Ban it! Ban it!! Shark fin soup, a popular delicacy in China,

Ban it! Ban it!! Shark fin soup, a popular delicacy in China, won’t be available to adventurous eaters in New York if a new bill becomes law. As the movement to protect sharks from hunters gathers steam worldwide, three State Assembly members proposed a bill that would punish anyone who sells or distributes shark products. This translated article was published in the World Journal:

In an effort to protect sharks from being hunted and to preserve natural resources, State Assembly members Grace Meng, Alan Maisel and Linda Rosenthal proposed Bill # A7707S6431 last Tuesday. The bill seeks to punish individuals who sell, exchange, trade, and distribute shark products to individuals, restaurants and corporations. Depending on the circumstances, the penalty may be fines or even imprisonment. California, Washington, Hawaii, Oregon and Toronto have already passed similar legislation.

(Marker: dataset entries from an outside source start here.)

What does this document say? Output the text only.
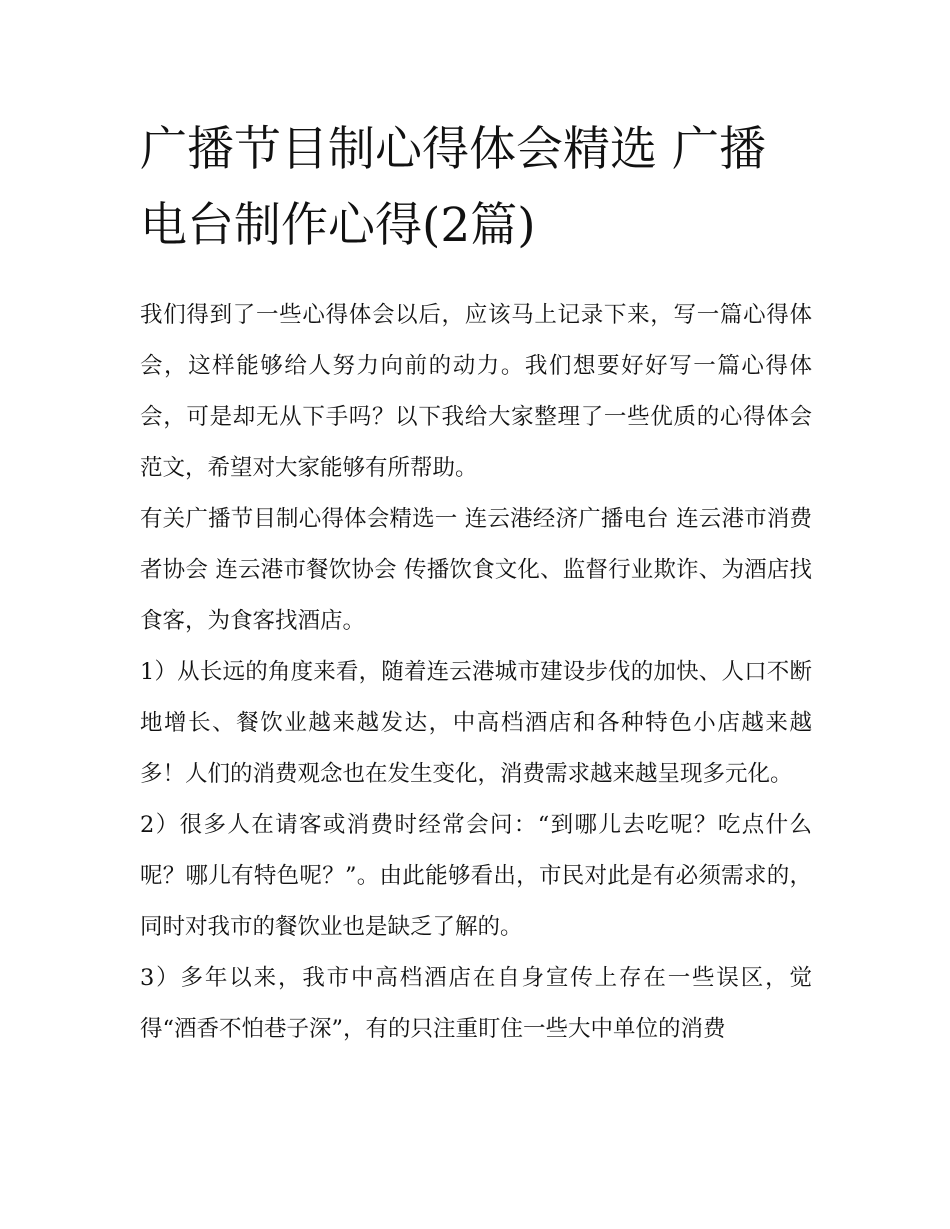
广播节目制心得体会精选 广播电台制作心得(2篇)

我们得到了一些心得体会以后，应该马上记录下来，写一篇心得体会，这样能够给人努力向前的动力。我们想要好好写一篇心得体会，可是却无从下手吗？以下我给大家整理了一些优质的心得体会范文，希望对大家能够有所帮助。

有关广播节目制心得体会精选一 连云港经济广播电台 连云港市消费者协会 连云港市餐饮协会 传播饮食文化、监督行业欺诈、为酒店找食客，为食客找酒店。

1）从长远的角度来看，随着连云港城市建设步伐的加快、人口不断地增长、餐饮业越来越发达，中高档酒店和各种特色小店越来越多！人们的消费观念也在发生变化，消费需求越来越呈现多元化。

2）很多人在请客或消费时经常会问：“到哪儿去吃呢？吃点什么呢？哪儿有特色呢？”。由此能够看出，市民对此是有必须需求的，同时对我市的餐饮业也是缺乏了解的。

3）多年以来，我市中高档酒店在自身宣传上存在一些误区，觉得“酒香不怕巷子深”，有的只注重盯住一些大中单位的消费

The Humane Society of the United States‘ New York State Director Patrick Kwan said that Manhattan’s Chinatown neighborhood imports thousands of pounds of shark fins on a monthly basis. Large restaurants in the area typically serve shark fin soup during Chinese New Year, weddings, and celebratory occasions.

Maisel, a former high school teacher, described the bloody process of finning sharks. Fishermen often cut off the fins and throw the live sharks back to the sea, where they are vulnerable to attacks from other creatures, he said. Maisel emphasized that the ban addresses a global environmental issue, rather than specifically targeting restaurants that serve the dish.

The demand for shark fins has increased in Asia for the past five decades while shark populations have plummeted rapidly, according to the Humane Society. Approximately a third of the shark species living in the ocean are currently facing the threat of extinction because their average growth rate is slow. Many of these sharks go through long pregnancies, leading to lower levels of breeding.